Can somebody suggest test cases for GMEDIAN on which my code is failing?
https://www.codechef.com/viewsolution/21621610
First I found the number of odd subsequeces by: 2^(N-1)
I have used following variables:
l=length of contiguous subsequence containing elements less than that number
r=length of contiguous subsequence containing elements more than that number
d=length of duplicate string
Then,I have choosen the duplicate subsequences containing of even length and then choosen equal elements from left and right side
EXP:{ C[l,0]C[r,0] + C[l,1]C[r,1] +...+ C[l,l]C[r,l] }X{ C[d,2]+C[d,4]+...+C[d,d OR d-1] }
EXP:{ C[N-d,l] }X{ 2^(d-1)-1 }
BECAUSE: l+r = N-d
Then,I have choosen the duplicate subsequences containing of odd length and then choosen unequal elements from left and right side(by diff of 1)
EXPR 1:{C[l,0]C[r,1] + C[l,1]C[r,2] +...+ C[l,l]C[r,l+1] }X{ C[d,3]+C[d,5]+...+C[d,d OR d-1] }
EXPR 1:{ C[N-d,l+1] }X{ 2^(d-1)-d }
EXPR 2:{C[l,1]C[r,0] + C[l,2]C[r,1] +...+ C[l,l-1]C[r,l] }X{ C[d,3]+C[d,5]+...+C[d,d OR d-1] }
EXPR 2:{ C[N-d,l-1] }X{ 2^(d-1)-d }
For CHEFEQUA2, the algorithm for inversion of a system with power equations is given in Erich Kaltofen's Homepage . All that is required is a fast multipoint evaluation algorithm using FFT.
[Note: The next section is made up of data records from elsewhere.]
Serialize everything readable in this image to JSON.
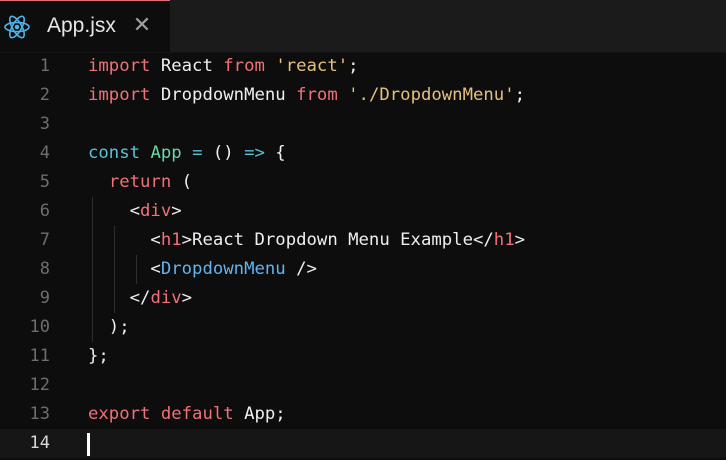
{
  "tab": {
    "icon": "react-icon",
    "title": "App.jsx",
    "close": "✕",
    "accent": "#e06c75"
  },
  "editor": {
    "active_line": 14,
    "line_numbers": [
      "1",
      "2",
      "3",
      "4",
      "5",
      "6",
      "7",
      "8",
      "9",
      "10",
      "11",
      "12",
      "13",
      "14"
    ],
    "lines": [
      [
        [
          "kw",
          "import"
        ],
        [
          "pl",
          " React "
        ],
        [
          "kw",
          "from"
        ],
        [
          "pl",
          " "
        ],
        [
          "str",
          "'react'"
        ],
        [
          "pl",
          ";"
        ]
      ],
      [
        [
          "kw",
          "import"
        ],
        [
          "pl",
          " DropdownMenu "
        ],
        [
          "kw",
          "from"
        ],
        [
          "pl",
          " "
        ],
        [
          "str",
          "'./DropdownMenu'"
        ],
        [
          "pl",
          ";"
        ]
      ],
      [],
      [
        [
          "op",
          "const"
        ],
        [
          "pl",
          " "
        ],
        [
          "fn",
          "App"
        ],
        [
          "pl",
          " "
        ],
        [
          "op",
          "="
        ],
        [
          "pl",
          " () "
        ],
        [
          "op",
          "=>"
        ],
        [
          "pl",
          " {"
        ]
      ],
      [
        [
          "pl",
          "  "
        ],
        [
          "kw",
          "return"
        ],
        [
          "pl",
          " ("
        ]
      ],
      [
        [
          "pl",
          "    <"
        ],
        [
          "tag",
          "div"
        ],
        [
          "pl",
          ">"
        ]
      ],
      [
        [
          "pl",
          "      <"
        ],
        [
          "tag",
          "h1"
        ],
        [
          "pl",
          ">React Dropdown Menu Example</"
        ],
        [
          "tag",
          "h1"
        ],
        [
          "pl",
          ">"
        ]
      ],
      [
        [
          "pl",
          "      <"
        ],
        [
          "comp",
          "DropdownMenu"
        ],
        [
          "pl",
          " />"
        ]
      ],
      [
        [
          "pl",
          "    </"
        ],
        [
          "tag",
          "div"
        ],
        [
          "pl",
          ">"
        ]
      ],
      [
        [
          "pl",
          "  );"
        ]
      ],
      [
        [
          "pl",
          "};"
        ]
      ],
      [],
      [
        [
          "kw",
          "export"
        ],
        [
          "pl",
          " "
        ],
        [
          "kw",
          "default"
        ],
        [
          "pl",
          " App;"
        ]
      ],
      []
    ]
  },
  "colors": {
    "background": "#0d0d0d",
    "keyword": "#f07178",
    "string": "#e5c07b",
    "function": "#6ad6a8",
    "operator": "#56c4d8",
    "component": "#61b4f0",
    "text": "#efefef"
  }
}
I so wanted to get 5 points from CHEFEQUA. I understood it requires something like FFT but still tried hard with Gaussian elimination, then tested my solution with n=10 custom test and it failed. FFT solutions looks too scary but I guess it’s time to familiarize with it.
@tushar2899 try to use some naive code as tester for your code. If your code was on the right direction it should not have failed for task 1 atleast. Check your approach and use some naive code for checking your direction of the code. I have included a naive checker below in my code
Considering I didn’t compete this time I’ll let gorre_morre make comments on CHEFEQUA if he wishes to.
I know he had a blast with the problem. It boils down to speeding up polynomial calculations with NTT for quick convolutions and some cleverness, both of which are up his alley.